Politikus Partai Golkar itu pun menyampaikan bahwa permasalahan tersebut harus diejawantahkan dalam konstitusi. Namun, amendemen tidak bisa dilakukan oleh MPR periode 2019-2024 karena sudah melewati tenggat waktu syarat untuk mengubah konstitusi. Amendemen konstitusi bisa dibahas paling lambat enam bulan sebelum berakhirnya masa jabatan MPR.
”Artinya, kami memberikan rekomendasi kepada MPR yang akan datang untuk melakukan kajian yang lebih dalam lagi untuk secara menyeluruh tentang UUD kita,” ujar Bambang.
Dalam waktu dekat, para pimpinan MPR juga akan bertemu dengan tokoh nasional lain, seperti Wakil Presiden ke-9 Hamzah Haz dan mantan Ketua MPR Amien Rais. Sejumlah pimpinan partai politik dalam waktu dekat juga akan ditemui. Puncaknya, pimpinan MPR akan bertemu dengan Presiden Joko Widodo dan Presiden terpilih Prabowo Subianto.
Sementara itu, Syarief Hasan menyampaikan, diskusi dengan para tokoh tersebut juga tidak melulu soal arah kebijakan politik, tetapi juga arah kebijakan ekonomi ke depan. Misalnya, saat bertemu dengan Boediono, MPR banyak mendapat masukan terkait kebijakan bidang perekonomian pemerintahan mendatang.
”Beliau (Boediono) adalah seorang ekonom. Dalam dialog beliau banyak menceritakan tentang situasi ekonomi di era tahun 1950, 1960-an, hinggga sekarang.
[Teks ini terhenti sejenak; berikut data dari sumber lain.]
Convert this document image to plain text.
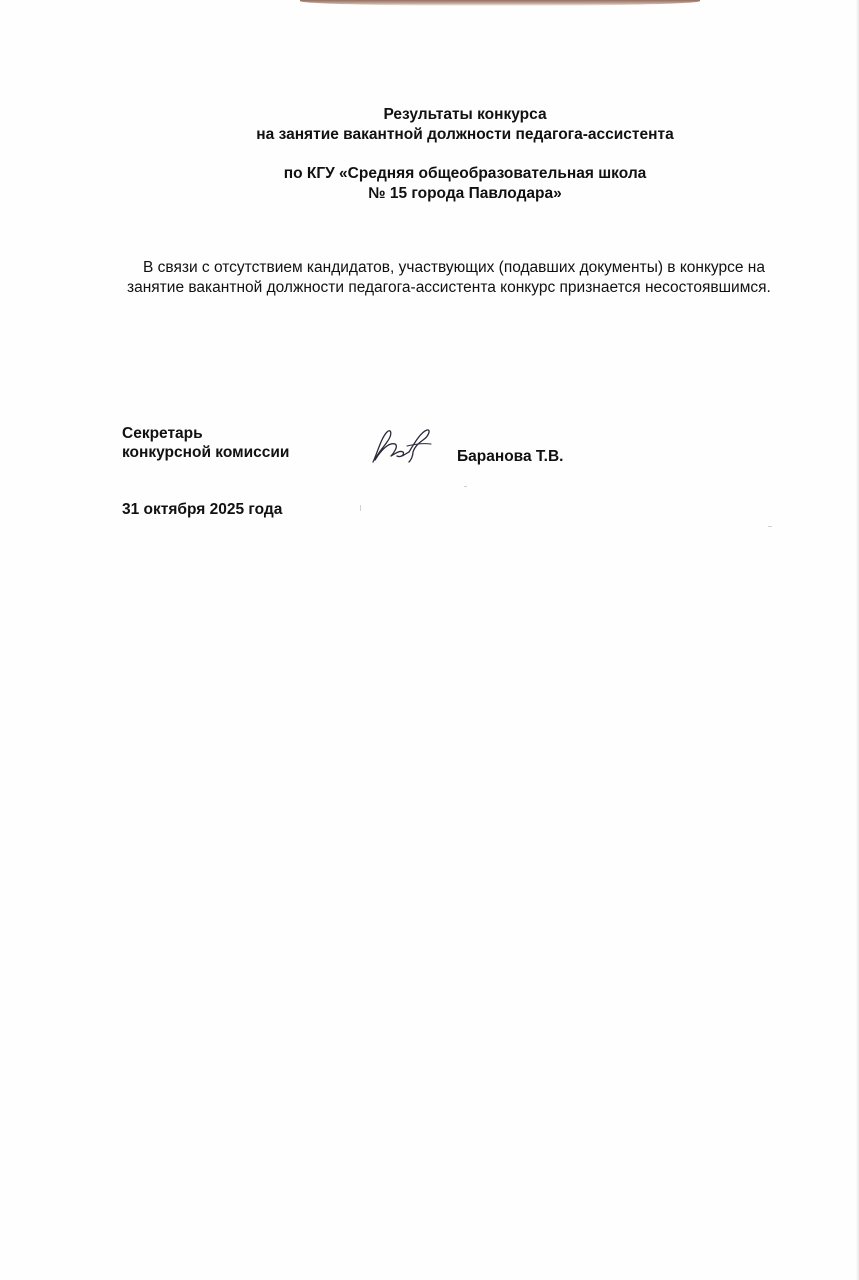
Результаты конкурса
на занятие вакантной должности педагога-ассистента
по КГУ «Средняя общеобразовательная школа
№ 15 города Павлодара»
В связи с отсутствием кандидатов, участвующих (подавших документы) в конкурсе на
занятие вакантной должности педагога-ассистента конкурс признается несостоявшимся.
Секретарь
конкурсной комиссии	Баранова Т.В.
31 октября 2025 года
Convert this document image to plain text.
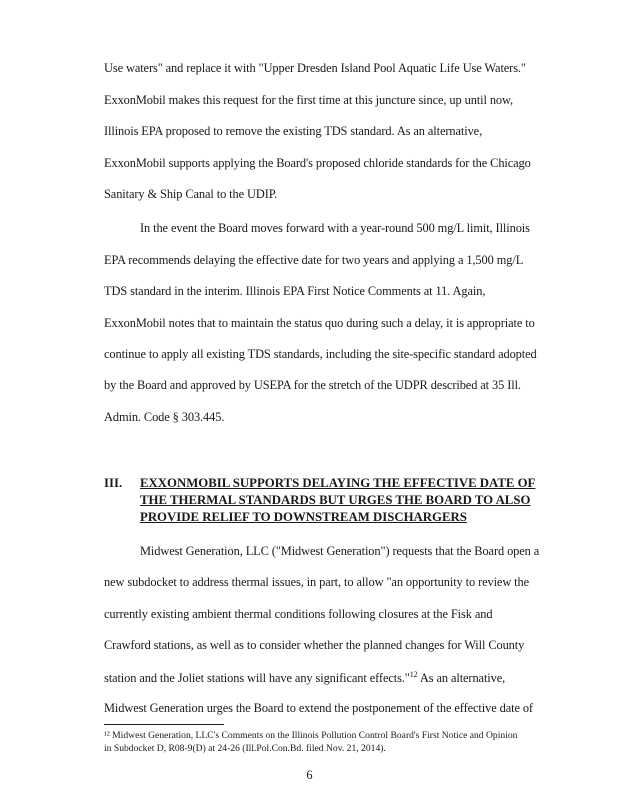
Use waters" and replace it with "Upper Dresden Island Pool Aquatic Life Use Waters."
ExxonMobil makes this request for the first time at this juncture since, up until now,
Illinois EPA proposed to remove the existing TDS standard. As an alternative,
ExxonMobil supports applying the Board's proposed chloride standards for the Chicago
Sanitary & Ship Canal to the UDIP.
In the event the Board moves forward with a year-round 500 mg/L limit, Illinois
EPA recommends delaying the effective date for two years and applying a 1,500 mg/L
TDS standard in the interim. Illinois EPA First Notice Comments at 11. Again,
ExxonMobil notes that to maintain the status quo during such a delay, it is appropriate to
continue to apply all existing TDS standards, including the site-specific standard adopted
by the Board and approved by USEPA for the stretch of the UDPR described at 35 Ill.
Admin. Code § 303.445.
III. EXXONMOBIL SUPPORTS DELAYING THE EFFECTIVE DATE OF
THE THERMAL STANDARDS BUT URGES THE BOARD TO ALSO
PROVIDE RELIEF TO DOWNSTREAM DISCHARGERS
Midwest Generation, LLC ("Midwest Generation") requests that the Board open a
new subdocket to address thermal issues, in part, to allow "an opportunity to review the
currently existing ambient thermal conditions following closures at the Fisk and
Crawford stations, as well as to consider whether the planned changes for Will County
station and the Joliet stations will have any significant effects."$^{12}$ As an alternative,
Midwest Generation urges the Board to extend the postponement of the effective date of
¹² Midwest Generation, LLC's Comments on the Illinois Pollution Control Board's First Notice and Opinion
in Subdocket D, R08-9(D) at 24-26 (Ill.Pol.Con.Bd. filed Nov. 21, 2014).
6
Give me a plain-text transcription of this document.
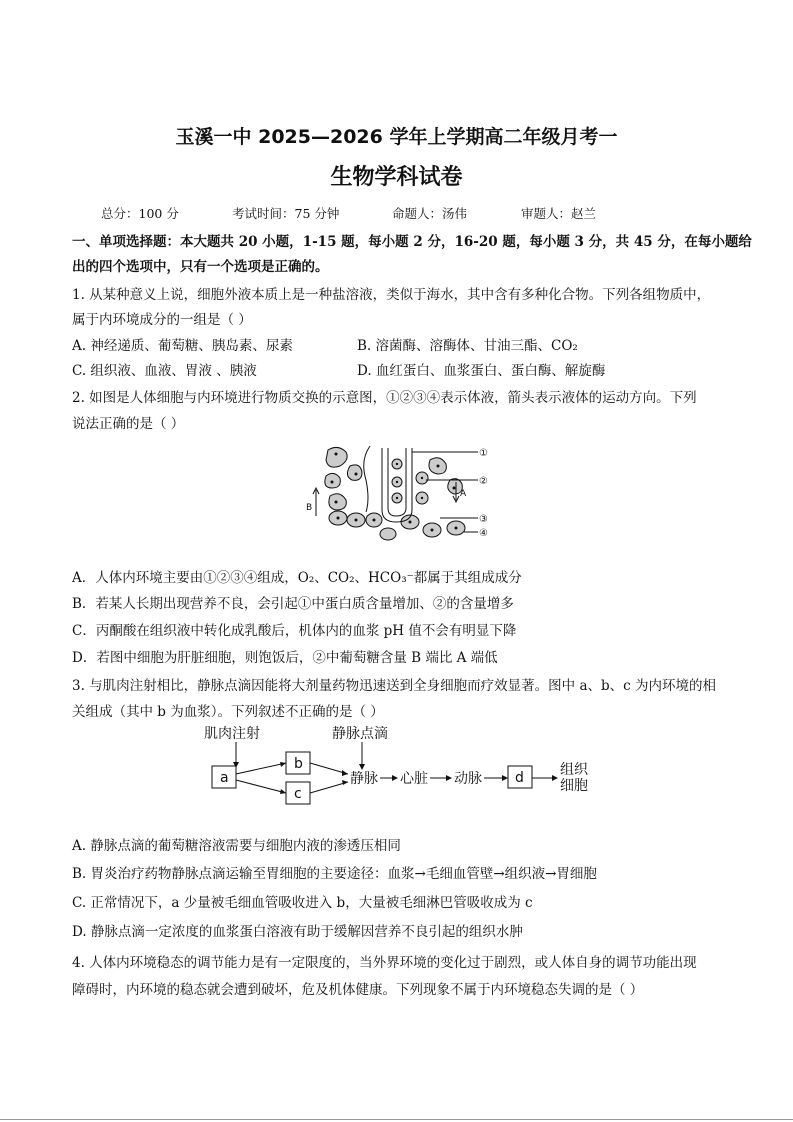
玉溪一中 2025—2026 学年上学期高二年级月考一
生物学科试卷
总分：100 分	考试时间：75 分钟	命题人：汤伟	审题人：赵兰
一、单项选择题：本大题共 20 小题，1-15 题，每小题 2 分，16-20 题，每小题 3 分，共 45 分，在每小题给
出的四个选项中，只有一个选项是正确的。
1. 从某种意义上说，细胞外液本质上是一种盐溶液，类似于海水，其中含有多种化合物。下列各组物质中，
属于内环境成分的一组是（ ）
A. 神经递质、葡萄糖、胰岛素、尿素	B. 溶菌酶、溶酶体、甘油三酯、CO₂
C. 组织液、血液、胃液 、胰液	D. 血红蛋白、血浆蛋白、蛋白酶、解旋酶
2. 如图是人体细胞与内环境进行物质交换的示意图，①②③④表示体液，箭头表示液体的运动方向。下列
说法正确的是（ ）
①
②
③
④
A
B
A．人体内环境主要由①②③④组成，O₂、CO₂、HCO₃⁻都属于其组成成分
B．若某人长期出现营养不良，会引起①中蛋白质含量增加、②的含量增多
C．丙酮酸在组织液中转化成乳酸后，机体内的血浆 pH 值不会有明显下降
D．若图中细胞为肝脏细胞，则饱饭后，②中葡萄糖含量 B 端比 A 端低
3. 与肌肉注射相比，静脉点滴因能将大剂量药物迅速送到全身细胞而疗效显著。图中 a、b、c 为内环境的相
关组成（其中 b 为血浆）。下列叙述不正确的是（ ）
肌肉注射	静脉点滴
a
b
c
d
静脉 心脏 动脉
组织
细胞
A. 静脉点滴的葡萄糖溶液需要与细胞内液的渗透压相同
B. 胃炎治疗药物静脉点滴运输至胃细胞的主要途径：血浆→毛细血管壁→组织液→胃细胞
C. 正常情况下，a 少量被毛细血管吸收进入 b，大量被毛细淋巴管吸收成为 c
D. 静脉点滴一定浓度的血浆蛋白溶液有助于缓解因营养不良引起的组织水肿
4. 人体内环境稳态的调节能力是有一定限度的，当外界环境的变化过于剧烈，或人体自身的调节功能出现
障碍时，内环境的稳态就会遭到破坏，危及机体健康。下列现象不属于内环境稳态失调的是（ ）
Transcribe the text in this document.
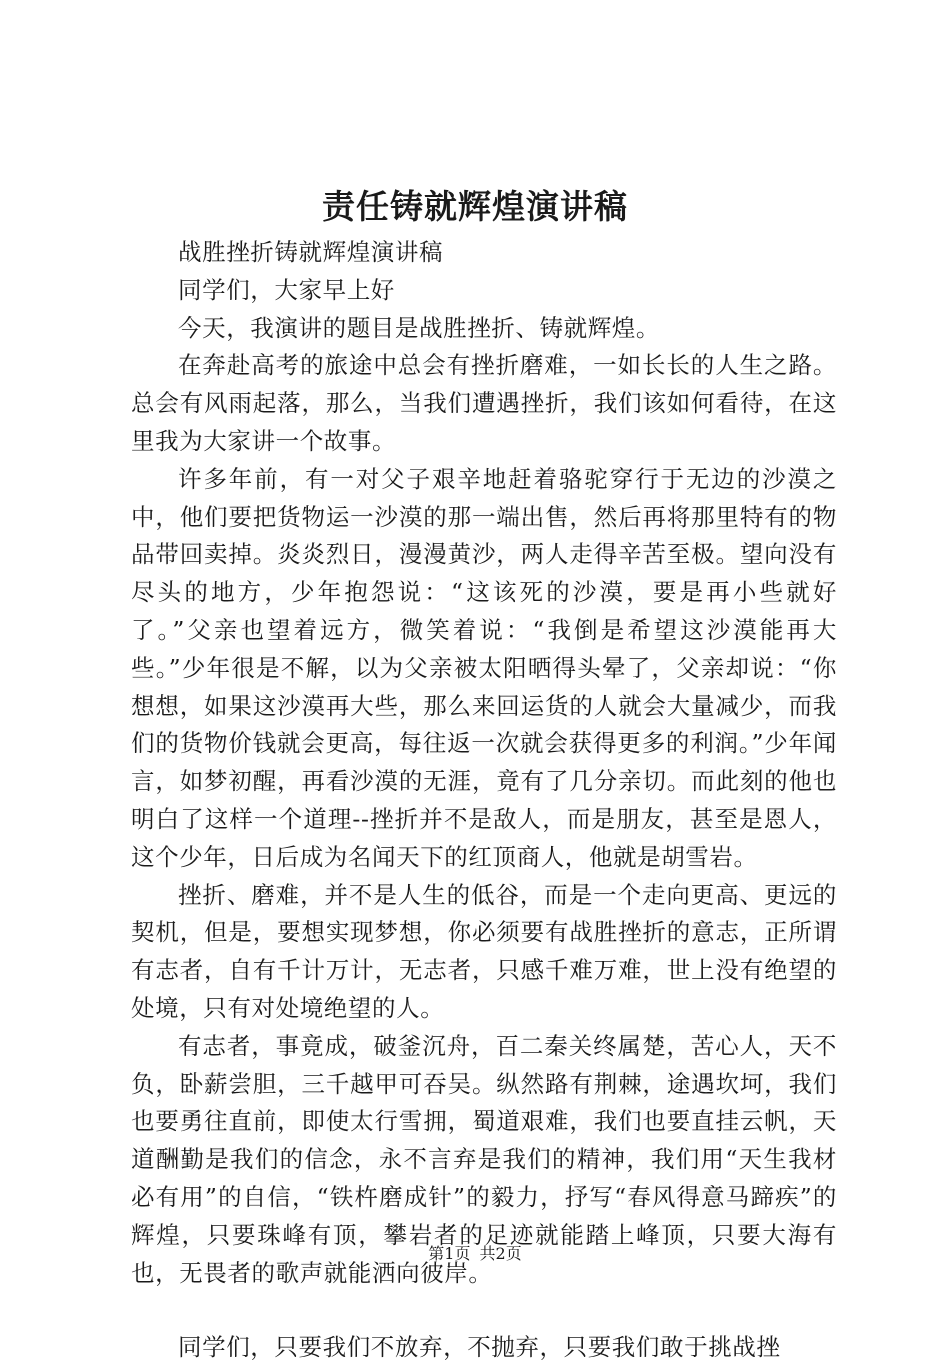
责任铸就辉煌演讲稿

战胜挫折铸就辉煌演讲稿

同学们，大家早上好

今天，我演讲的题目是战胜挫折、铸就辉煌。

在奔赴高考的旅途中总会有挫折磨难，一如长长的人生之路。总会有风雨起落，那么，当我们遭遇挫折，我们该如何看待，在这里我为大家讲一个故事。

许多年前，有一对父子艰辛地赶着骆驼穿行于无边的沙漠之中，他们要把货物运一沙漠的那一端出售，然后再将那里特有的物品带回卖掉。炎炎烈日，漫漫黄沙，两人走得辛苦至极。望向没有尽头的地方，少年抱怨说：“这该死的沙漠，要是再小些就好了。”父亲也望着远方，微笑着说：“我倒是希望这沙漠能再大些。”少年很是不解，以为父亲被太阳晒得头晕了，父亲却说：“你想想，如果这沙漠再大些，那么来回运货的人就会大量减少，而我们的货物价钱就会更高，每往返一次就会获得更多的利润。”少年闻言，如梦初醒，再看沙漠的无涯，竟有了几分亲切。而此刻的他也明白了这样一个道理--挫折并不是敌人，而是朋友，甚至是恩人，这个少年，日后成为名闻天下的红顶商人，他就是胡雪岩。

挫折、磨难，并不是人生的低谷，而是一个走向更高、更远的契机，但是，要想实现梦想，你必须要有战胜挫折的意志，正所谓有志者，自有千计万计，无志者，只感千难万难，世上没有绝望的处境，只有对处境绝望的人。

有志者，事竟成，破釜沉舟，百二秦关终属楚，苦心人，天不负，卧薪尝胆，三千越甲可吞吴。纵然路有荆棘，途遇坎坷，我们也要勇往直前，即使太行雪拥，蜀道艰难，我们也要直挂云帆，天道酬勤是我们的信念，永不言弃是我们的精神，我们用“天生我材必有用”的自信，“铁杵磨成针”的毅力，抒写“春风得意马蹄疾”的辉煌，只要珠峰有顶，攀岩者的足迹就能踏上峰顶，只要大海有也，无畏者的歌声就能洒向彼岸。

同学们，只要我们不放弃，不抛弃，只要我们敢于挑战挫

第1页 共2页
Kami tidak membicarakan politik, sepanjang dialog hanya soal ekonomi Indonesia,” tutur Syarief.
Baca juga: Demokrat dan PAN Bela Prabowo Soal Demokrasi Melelahkan
Syarief menyebut bahwa pandangan Boediono terkait perekonomian sangat bagus dan bisa dijadikan preferensi untuk pemerintahan mendatang. ”Ternyata beliau sangat memperhatikan laju perekonomian dan berbagai kebijakan yang ditempuh pemerintah selepas beliau menjadi wapres. Banyak pandangan serta analisis beliau yang kami catat dan mudah-mudahan bisa menjadi masukan dalam kebijakan bidang perekonomian pemerintahan mendatang,” ucapnya.